For the rest, although Lacan and Miller have emphasized the importance of differentiating between love words and love letters, similar assessments can be made regarding the relationship between love words and love gestures. Indeed, some love letters can be love gestures, but not all, and although they do not usually reduce to banalities or prayers, the defining thing is not what they say, but what is done with it. This «doing» must have, as in the case of the love word, the value of a specific sign.
The proofs of love have a different character. It has always been considered that, for an act to be a proof of love, it must have a sacrificial side or demand an atypical, sometimes extreme effort, and there is no doubt that there are proofs of love that for that reason are love gestures. However, a proof of love can be heroic and even risky without constituting a true love gesture. This is proved by the feats fantasized or effectively carried out by the obsessive neurotic, masterfully analyzed by Freud in the case of the «Rat Man». Moreover, such feats can be worth the same cancellation of the love gesture, in a kind of tenacity that could be summarized in the sentence: «I can do all this for you, but you will never receive a love gesture from me». In other words, there are proofs of love that, as signs, even have the opposite value to that which is characteristic of love gestures.
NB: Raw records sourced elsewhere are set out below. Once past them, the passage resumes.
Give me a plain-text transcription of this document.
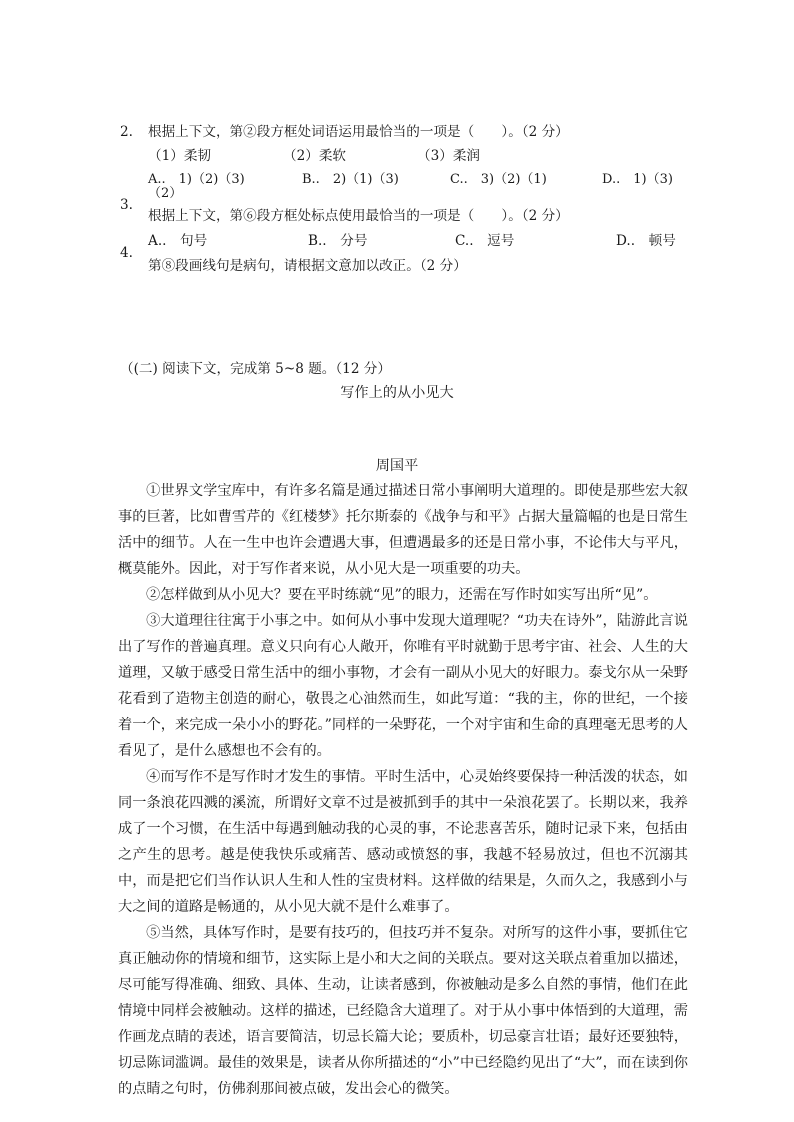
2. 根据上下文，第②段方框处词语运用最恰当的一项是（　　）。（2 分）
（1）柔韧	（2）柔软	（3）柔润
A..　1)（2)（3)	B..　2)（1)（3)	C..　3)（2)（1)	D..　1)（3)
（2）
3.
根据上下文，第⑥段方框处标点使用最恰当的一项是（　　）。（2 分）
A..　句号	B..　分号	C..　逗号	D..　顿号
4.
第⑧段画线句是病句，请根据文意加以改正。（2 分）
（(二) 阅读下文，完成第 5~8 题。（12 分）
写作上的从小见大
周国平
①世界文学宝库中，有许多名篇是通过描述日常小事阐明大道理的。即使是那些宏大叙事的巨著，比如曹雪芹的《红楼梦》托尔斯泰的《战争与和平》占据大量篇幅的也是日常生活中的细节。人在一生中也许会遭遇大事，但遭遇最多的还是日常小事，不论伟大与平凡，概莫能外。因此，对于写作者来说，从小见大是一项重要的功夫。
②怎样做到从小见大？要在平时练就“见”的眼力，还需在写作时如实写出所“见”。
③大道理往往寓于小事之中。如何从小事中发现大道理呢？“功夫在诗外”，陆游此言说出了写作的普遍真理。意义只向有心人敞开，你唯有平时就勤于思考宇宙、社会、人生的大道理，又敏于感受日常生活中的细小事物，才会有一副从小见大的好眼力。泰戈尔从一朵野花看到了造物主创造的耐心，敬畏之心油然而生，如此写道：“我的主，你的世纪，一个接着一个，来完成一朵小小的野花。”同样的一朵野花，一个对宇宙和生命的真理毫无思考的人看见了，是什么感想也不会有的。
④而写作不是写作时才发生的事情。平时生活中，心灵始终要保持一种活泼的状态，如同一条浪花四溅的溪流，所谓好文章不过是被抓到手的其中一朵浪花罢了。长期以来，我养成了一个习惯，在生活中每遇到触动我的心灵的事，不论悲喜苦乐，随时记录下来，包括由之产生的思考。越是使我快乐或痛苦、感动或愤怒的事，我越不轻易放过，但也不沉溺其中，而是把它们当作认识人生和人性的宝贵材料。这样做的结果是，久而久之，我感到小与大之间的道路是畅通的，从小见大就不是什么难事了。
⑤当然，具体写作时，是要有技巧的，但技巧并不复杂。对所写的这件小事，要抓住它真正触动你的情境和细节，这实际上是小和大之间的关联点。要对这关联点着重加以描述，尽可能写得准确、细致、具体、生动，让读者感到，你被触动是多么自然的事情，他们在此情境中同样会被触动。这样的描述，已经隐含大道理了。对于从小事中体悟到的大道理，需作画龙点睛的表述，语言要简洁，切忌长篇大论；要质朴，切忌豪言壮语；最好还要独特，切忌陈词滥调。最佳的效果是，读者从你所描述的“小”中已经隐约见出了“大”，而在读到你的点睛之句时，仿佛刹那间被点破，发出会心的微笑。
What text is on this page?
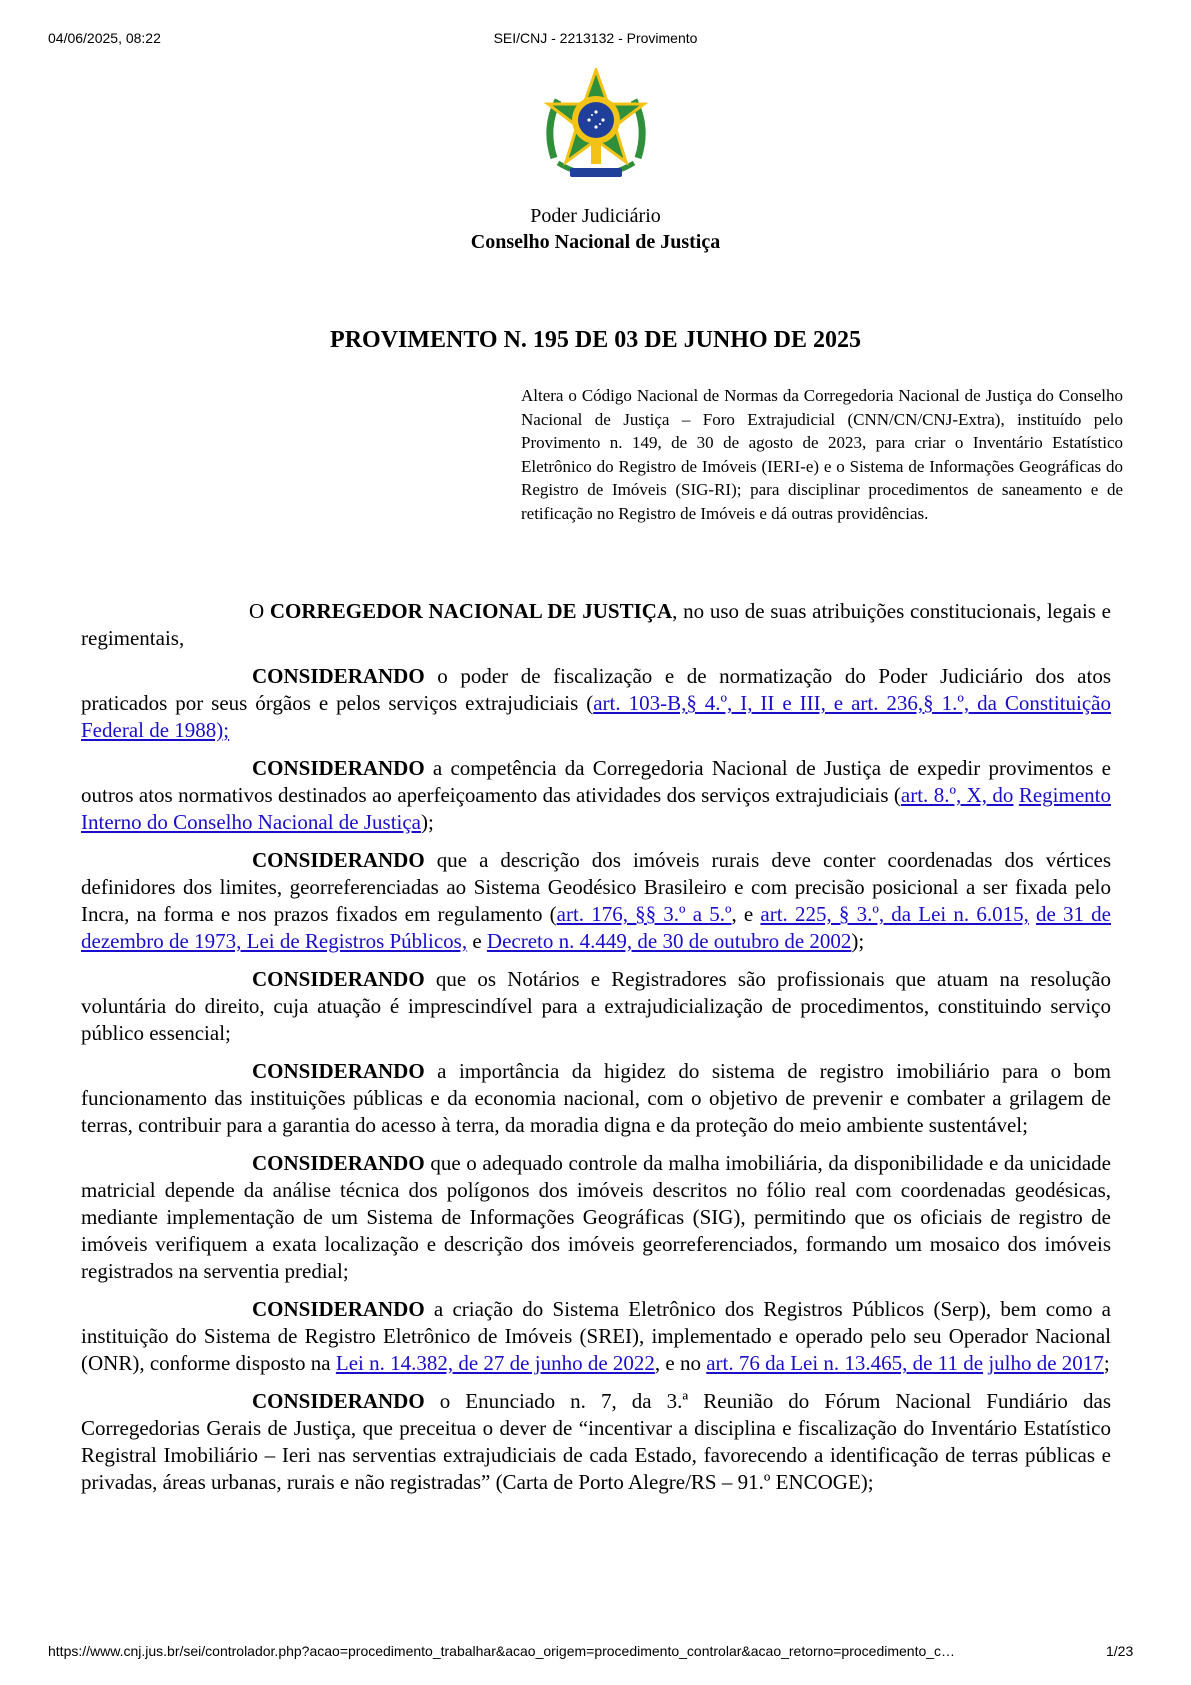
04/06/2025, 08:22	SEI/CNJ - 2213132 - Provimento
Poder Judiciário
Conselho Nacional de Justiça
PROVIMENTO N. 195 DE 03 DE JUNHO DE 2025
Altera o Código Nacional de Normas da Corregedoria Nacional de Justiça do Conselho Nacional de Justiça – Foro Extrajudicial (CNN/CN/CNJ-Extra), instituído pelo Provimento n. 149, de 30 de agosto de 2023, para criar o Inventário Estatístico Eletrônico do Registro de Imóveis (IERI-e) e o Sistema de Informações Geográficas do Registro de Imóveis (SIG-RI); para disciplinar procedimentos de saneamento e de retificação no Registro de Imóveis e dá outras providências.

O CORREGEDOR NACIONAL DE JUSTIÇA, no uso de suas atribuições constitucionais, legais e regimentais,

CONSIDERANDO o poder de fiscalização e de normatização do Poder Judiciário dos atos praticados por seus órgãos e pelos serviços extrajudiciais (art. 103-B,§ 4.º, I, II e III, e art. 236,§ 1.º, da Constituição Federal de 1988);

CONSIDERANDO a competência da Corregedoria Nacional de Justiça de expedir provimentos e outros atos normativos destinados ao aperfeiçoamento das atividades dos serviços extrajudiciais (art. 8.º, X, do Regimento Interno do Conselho Nacional de Justiça);

CONSIDERANDO que a descrição dos imóveis rurais deve conter coordenadas dos vértices definidores dos limites, georreferenciadas ao Sistema Geodésico Brasileiro e com precisão posicional a ser fixada pelo Incra, na forma e nos prazos fixados em regulamento (art. 176, §§ 3.º a 5.º, e art. 225, § 3.º, da Lei n. 6.015, de 31 de dezembro de 1973, Lei de Registros Públicos, e Decreto n. 4.449, de 30 de outubro de 2002);

CONSIDERANDO que os Notários e Registradores são profissionais que atuam na resolução voluntária do direito, cuja atuação é imprescindível para a extrajudicialização de procedimentos, constituindo serviço público essencial;

CONSIDERANDO a importância da higidez do sistema de registro imobiliário para o bom funcionamento das instituições públicas e da economia nacional, com o objetivo de prevenir e combater a grilagem de terras, contribuir para a garantia do acesso à terra, da moradia digna e da proteção do meio ambiente sustentável;

CONSIDERANDO que o adequado controle da malha imobiliária, da disponibilidade e da unicidade matricial depende da análise técnica dos polígonos dos imóveis descritos no fólio real com coordenadas geodésicas, mediante implementação de um Sistema de Informações Geográficas (SIG), permitindo que os oficiais de registro de imóveis verifiquem a exata localização e descrição dos imóveis georreferenciados, formando um mosaico dos imóveis registrados na serventia predial;

CONSIDERANDO a criação do Sistema Eletrônico dos Registros Públicos (Serp), bem como a instituição do Sistema de Registro Eletrônico de Imóveis (SREI), implementado e operado pelo seu Operador Nacional (ONR), conforme disposto na Lei n. 14.382, de 27 de junho de 2022, e no art. 76 da Lei n. 13.465, de 11 de julho de 2017;

CONSIDERANDO o Enunciado n. 7, da 3.ª Reunião do Fórum Nacional Fundiário das Corregedorias Gerais de Justiça, que preceitua o dever de “incentivar a disciplina e fiscalização do Inventário Estatístico Registral Imobiliário – Ieri nas serventias extrajudiciais de cada Estado, favorecendo a identificação de terras públicas e privadas, áreas urbanas, rurais e não registradas” (Carta de Porto Alegre/RS – 91.º ENCOGE);

https://www.cnj.jus.br/sei/controlador.php?acao=procedimento_trabalhar&acao_origem=procedimento_controlar&acao_retorno=procedimento_c…	1/23
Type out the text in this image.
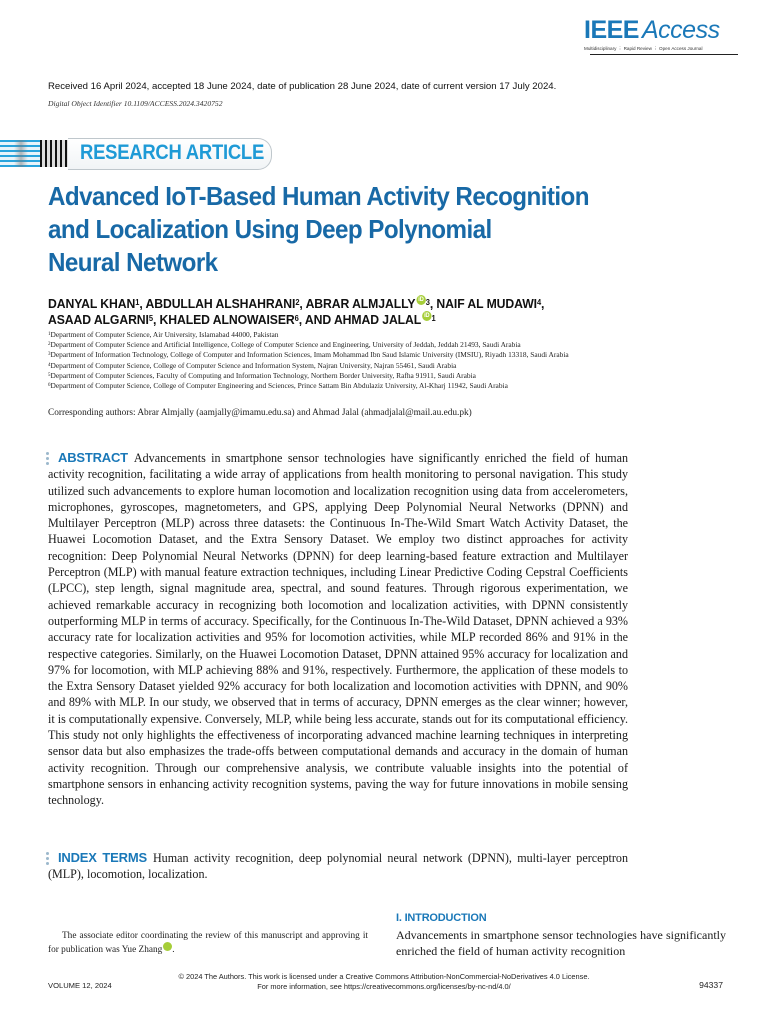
IEEE Access
Multidisciplinary ⋮ Rapid Review ⋮ Open Access Journal
Received 16 April 2024, accepted 18 June 2024, date of publication 28 June 2024, date of current version 17 July 2024.
Digital Object Identifier 10.1109/ACCESS.2024.3420752
RESEARCH ARTICLE
Advanced IoT-Based Human Activity Recognition
and Localization Using Deep Polynomial
Neural Network
DANYAL KHAN$^1$, ABDULLAH ALSHAHRANI$^2$, ABRAR ALMJALLY iD $^3$, NAIF AL MUDAWI$^4$,
ASAAD ALGARNI$^5$, KHALED ALNOWAISER$^6$, AND AHMAD JALAL iD $^1$
$^1$Department of Computer Science, Air University, Islamabad 44000, Pakistan
$^2$Department of Computer Science and Artificial Intelligence, College of Computer Science and Engineering, University of Jeddah, Jeddah 21493, Saudi Arabia
$^3$Department of Information Technology, College of Computer and Information Sciences, Imam Mohammad Ibn Saud Islamic University (IMSIU), Riyadh 13318, Saudi Arabia
$^4$Department of Computer Science, College of Computer Science and Information System, Najran University, Najran 55461, Saudi Arabia
$^5$Department of Computer Sciences, Faculty of Computing and Information Technology, Northern Border University, Rafha 91911, Saudi Arabia
$^6$Department of Computer Science, College of Computer Engineering and Sciences, Prince Sattam Bin Abdulaziz University, Al-Kharj 11942, Saudi Arabia
Corresponding authors: Abrar Almjally (aamjally@imamu.edu.sa) and Ahmad Jalal (ahmadjalal@mail.au.edu.pk)
ABSTRACT Advancements in smartphone sensor technologies have significantly enriched the field of human activity recognition, facilitating a wide array of applications from health monitoring to personal navigation. This study utilized such advancements to explore human locomotion and localization recognition using data from accelerometers, microphones, gyroscopes, magnetometers, and GPS, applying Deep Polynomial Neural Networks (DPNN) and Multilayer Perceptron (MLP) across three datasets: the Continuous In-The-Wild Smart Watch Activity Dataset, the Huawei Locomotion Dataset, and the Extra Sensory Dataset. We employ two distinct approaches for activity recognition: Deep Polynomial Neural Networks (DPNN) for deep learning-based feature extraction and Multilayer Perceptron (MLP) with manual feature extraction techniques, including Linear Predictive Coding Cepstral Coefficients (LPCC), step length, signal magnitude area, spectral, and sound features. Through rigorous experimentation, we achieved remarkable accuracy in recognizing both locomotion and localization activities, with DPNN consistently outperforming MLP in terms of accuracy. Specifically, for the Continuous In-The-Wild Dataset, DPNN achieved a 93% accuracy rate for localization activities and 95% for locomotion activities, while MLP recorded 86% and 91% in the respective categories. Similarly, on the Huawei Locomotion Dataset, DPNN attained 95% accuracy for localization and 97% for locomotion, with MLP achieving 88% and 91%, respectively. Furthermore, the application of these models to the Extra Sensory Dataset yielded 92% accuracy for both localization and locomotion activities with DPNN, and 90% and 89% with MLP. In our study, we observed that in terms of accuracy, DPNN emerges as the clear winner; however, it is computationally expensive. Conversely, MLP, while being less accurate, stands out for its computational efficiency. This study not only highlights the effectiveness of incorporating advanced machine learning techniques in interpreting sensor data but also emphasizes the trade-offs between computational demands and accuracy in the domain of human activity recognition. Through our comprehensive analysis, we contribute valuable insights into the potential of smartphone sensors in enhancing activity recognition systems, paving the way for future innovations in mobile sensing technology.
INDEX TERMS Human activity recognition, deep polynomial neural network (DPNN), multi-layer perceptron (MLP), locomotion, localization.
The associate editor coordinating the review of this manuscript and approving it for publication was Yue Zhang	iD.
I. INTRODUCTION

Advancements in smartphone sensor technologies have significantly enriched the field of human activity recognition

VOLUME 12, 2024
© 2024 The Authors. This work is licensed under a Creative Commons Attribution-NonCommercial-NoDerivatives 4.0 License.
For more information, see https://creativecommons.org/licenses/by-nc-nd/4.0/	94337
In short, this first diacritical exploration shows the convenience of considering the love gesture as a peculiar type of sign, understanding «sign» in the sense defined by Peirce, that is, something like something to somebody for something: what for someone represents something. And, because in the particular case of the love gesture, the «someone» is invariably the love partenaire, our inquiry should aim to define exactly what that «something» should be so that the «it» be a sign of love.